Any mastering-studio is only as good as it’s monitoring-system, and even more important, acoustical treatment. All rooms have room-modes which create dips and peaks in the audio spectrum. This is something you don’t want, especially not in a mastering-studio. To make the B&W 802’s sound at it’s absolute best, I spent a lot of time and effort in the acoustics of the studio.

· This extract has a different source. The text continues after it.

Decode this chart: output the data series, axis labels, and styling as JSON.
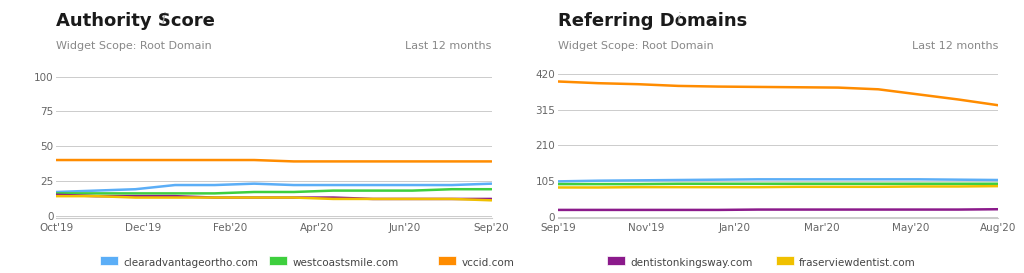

There are no parallel walls to get rid of a lot of standing waves (which all rooms have). After some serious measuring, I added a large amount of acoustical treatment. The complete backwall is a floor to ceiling broadband basstrap with an added open/tuned basstrap on top. The double studio-door is not just massive and heavy (about 60kg), but also suits as a custom fractal diffuser. I made a lot of the other basstraps myself with industrial 221 rockwool, but there is also a large amount of GIK acoustics treatment. This includes 6x monstertraps (4x with range limiter), 4x tri-traps (floor to ceiling), 5x 244 traps, 3x 242 traps and 6x (custom-built) tuned (47hz) membrane traps. And ofcourse there is als thought of diffusion in the form of fractal diffusion at critical points.
The room itself is soundproofed with double, triple and quatro(!) walls and ceiling. There are no computers or other noise-making equipment in the studio. I even replaced the little fan in the mini-fridge with a high-end fan so that you can’t here it cooling your soda. The silence is deafening 🙂
Because of the soundproofing and isolation it’s also airtight which means, no fresh air. Gulp… To have fresh air, I made a silent and soundproofed airsystem using 2 extremely silent fans and a huge silencer with carbon airfilters on the roof and one on the ceiling in the back of the room. To get rid of the ‘polluted air’ by the use of over-pressure, there are air-grids in the front wall. These end up in the 4 (four) layers thick frontwall and moves the air outside without the music going outside. For natural daylight, I installed a Solatube system.
The studio-desk is custom made by myself to have the least impact on the acoustics. Most mastering-desks are bulky and the bottom part is mostly closed because of rackspace and stands. I didn’t like that idea and so I made an open desk with the smallest footprint possible.